E para esclarecer, são considerados crimes contra a dignidade sexual, além do estupro, violação sexual mediante fraude, assédio sexual, tráfico de pessoa para fim de
prostituição ou outra forma de exploração sexual, rufianismo, satisfação de lascívia mediante presença de criança ou adolescente, dentre outros.
Mirya Ferro, titular da 54ª Promotoria de Justiça, confirma que os casos de estupro têm crescido contra mulheres e ela ressalta a importância das vítimas não se calarem: “Sabemos que a mulher sai de uma situação dessa completamente fragilizada, porém, ela não deve emudecer porque é nesse silêncio que os agressores se confiam. A vítima precisa procurar uma delegacia e relatar o ocorrido. Ela será ouvida pela Polícia Civil, que abrirá um inquérito. A realização do exame de corpo de delito nos momentos seguintes é fundamental para comprovar a prática do crime. Também é importante guardar a aparência física, as roupas e outros detalhes que ajudem na identificação do agressor”, lembrou a promotora.
“Evitar andar sozinha por ruas poucos iluminadas e movimentadas é uma medida importante para evitar a violência sexual. É fundamental também ter a compreensão que muitas agressões ocorrem em ambientes familiares. Então, procurar ajuda para a solução de seus problemas, antes que o crime aconteça, é primordial. Vale destacar que é importante estar atento ao comportamento de pais, companheiros, parentes e vizinhos, evitando o assédio que pode incorrer no abuso sexual”, disse a promotora de Justiça.
O crime
São diversas as legislações que tipificam como crime o abuso sexual contra crianças e adolescentes e contra adultos. A prática delitiva encontra respaldo na Constituição Federal, no Código Penal, no Estatuto da Criança e do Adolescente (ECA), na Lei nº 8072/1990 - Lei dos Crimes Hediondos - e na Lei nº 11.829/2008 – que alterou o ECA.

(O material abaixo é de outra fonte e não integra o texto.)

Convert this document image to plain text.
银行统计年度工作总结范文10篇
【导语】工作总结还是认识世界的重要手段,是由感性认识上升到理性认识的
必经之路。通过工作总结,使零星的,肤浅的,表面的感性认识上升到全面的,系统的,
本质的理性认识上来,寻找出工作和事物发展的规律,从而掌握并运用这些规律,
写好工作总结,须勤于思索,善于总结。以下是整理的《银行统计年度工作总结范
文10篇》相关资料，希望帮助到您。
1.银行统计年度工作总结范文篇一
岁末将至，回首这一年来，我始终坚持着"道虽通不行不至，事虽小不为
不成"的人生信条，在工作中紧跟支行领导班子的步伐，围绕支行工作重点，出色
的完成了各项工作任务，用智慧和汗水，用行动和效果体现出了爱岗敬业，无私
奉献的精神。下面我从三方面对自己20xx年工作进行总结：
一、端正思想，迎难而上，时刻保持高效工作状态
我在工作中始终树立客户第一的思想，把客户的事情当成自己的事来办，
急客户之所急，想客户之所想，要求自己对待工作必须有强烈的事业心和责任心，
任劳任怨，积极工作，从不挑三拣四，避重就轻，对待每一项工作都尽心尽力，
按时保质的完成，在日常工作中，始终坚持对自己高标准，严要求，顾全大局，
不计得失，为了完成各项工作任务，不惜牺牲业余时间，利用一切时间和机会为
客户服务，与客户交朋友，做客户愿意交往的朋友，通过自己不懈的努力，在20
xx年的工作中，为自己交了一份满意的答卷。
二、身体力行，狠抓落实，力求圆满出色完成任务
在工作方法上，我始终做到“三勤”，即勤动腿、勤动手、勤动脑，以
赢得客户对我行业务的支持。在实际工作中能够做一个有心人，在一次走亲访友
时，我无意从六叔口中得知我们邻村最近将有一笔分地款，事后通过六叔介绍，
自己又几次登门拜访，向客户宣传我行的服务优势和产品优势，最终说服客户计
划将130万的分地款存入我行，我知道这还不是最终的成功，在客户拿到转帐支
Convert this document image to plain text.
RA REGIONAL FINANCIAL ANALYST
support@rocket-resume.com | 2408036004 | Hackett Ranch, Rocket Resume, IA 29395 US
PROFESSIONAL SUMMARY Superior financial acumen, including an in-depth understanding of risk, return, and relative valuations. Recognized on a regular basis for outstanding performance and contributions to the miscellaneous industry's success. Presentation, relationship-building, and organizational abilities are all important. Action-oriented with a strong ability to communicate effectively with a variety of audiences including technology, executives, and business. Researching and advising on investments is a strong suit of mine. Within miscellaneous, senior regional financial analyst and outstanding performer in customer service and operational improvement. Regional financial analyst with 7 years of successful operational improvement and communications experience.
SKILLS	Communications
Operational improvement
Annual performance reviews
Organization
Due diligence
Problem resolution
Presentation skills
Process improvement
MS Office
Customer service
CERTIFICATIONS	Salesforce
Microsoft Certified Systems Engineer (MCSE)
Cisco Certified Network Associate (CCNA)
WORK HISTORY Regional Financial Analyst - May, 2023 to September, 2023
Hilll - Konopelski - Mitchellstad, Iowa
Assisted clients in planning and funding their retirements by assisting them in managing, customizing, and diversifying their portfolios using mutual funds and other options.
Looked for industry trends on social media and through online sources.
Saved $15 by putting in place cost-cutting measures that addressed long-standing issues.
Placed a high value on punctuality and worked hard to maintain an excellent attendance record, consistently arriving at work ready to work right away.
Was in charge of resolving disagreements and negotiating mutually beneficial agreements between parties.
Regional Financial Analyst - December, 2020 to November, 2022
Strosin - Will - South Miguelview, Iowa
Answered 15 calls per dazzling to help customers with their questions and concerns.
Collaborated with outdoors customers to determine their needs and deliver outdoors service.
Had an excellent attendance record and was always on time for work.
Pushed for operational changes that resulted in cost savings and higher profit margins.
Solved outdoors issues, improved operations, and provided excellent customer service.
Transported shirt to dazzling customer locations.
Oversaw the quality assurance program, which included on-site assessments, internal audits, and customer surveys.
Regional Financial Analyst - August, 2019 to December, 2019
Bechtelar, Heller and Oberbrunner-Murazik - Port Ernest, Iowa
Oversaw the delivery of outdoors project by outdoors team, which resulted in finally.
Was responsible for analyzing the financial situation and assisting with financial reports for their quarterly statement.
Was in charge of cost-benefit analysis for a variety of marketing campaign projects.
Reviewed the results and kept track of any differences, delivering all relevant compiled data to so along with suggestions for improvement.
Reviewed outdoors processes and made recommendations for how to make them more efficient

No Código Penal brasileiro, por exemplo, o estupro é crime previsto no art. 213 e está tipificado como a conduta de constranger alguém, mediante violência ou grave ameaça, a ter conjunção carnal com o agressor ou ser forçado a prática de ato libidinoso. A pena para o criminoso que comete esse tipo de ilícito pode variar entre 6 a 10 anos de reclusão.
A penalidade pode ser aumentada a depender dos agravantes. Se a conduta resultar em lesão corporal de natureza grave, a sanção passa a ser de 8 a 12 anos. E se a agressão culminar com a morte da vítima, a pena chega a 30 anos de prisão.
O mesmo Código Penal, em seu artigo 217-A, define o estupro de vulnerável: “Ter conjunção carnal ou praticar outro ato libidinoso com menor de 14 (quatorze) anos implica em pena de reclusão, de 8 (oito) a 15 (quinze) anos”. Mas, o tempo do acusado permanecer atrás das grades pode ser bem maior, a depender dos agravantes. Por exemplo, se a conduta do agressor resultar na morte da vítima, a pena passa a ser de reclusão entre 12 (doze) a 30 (trinta) anos.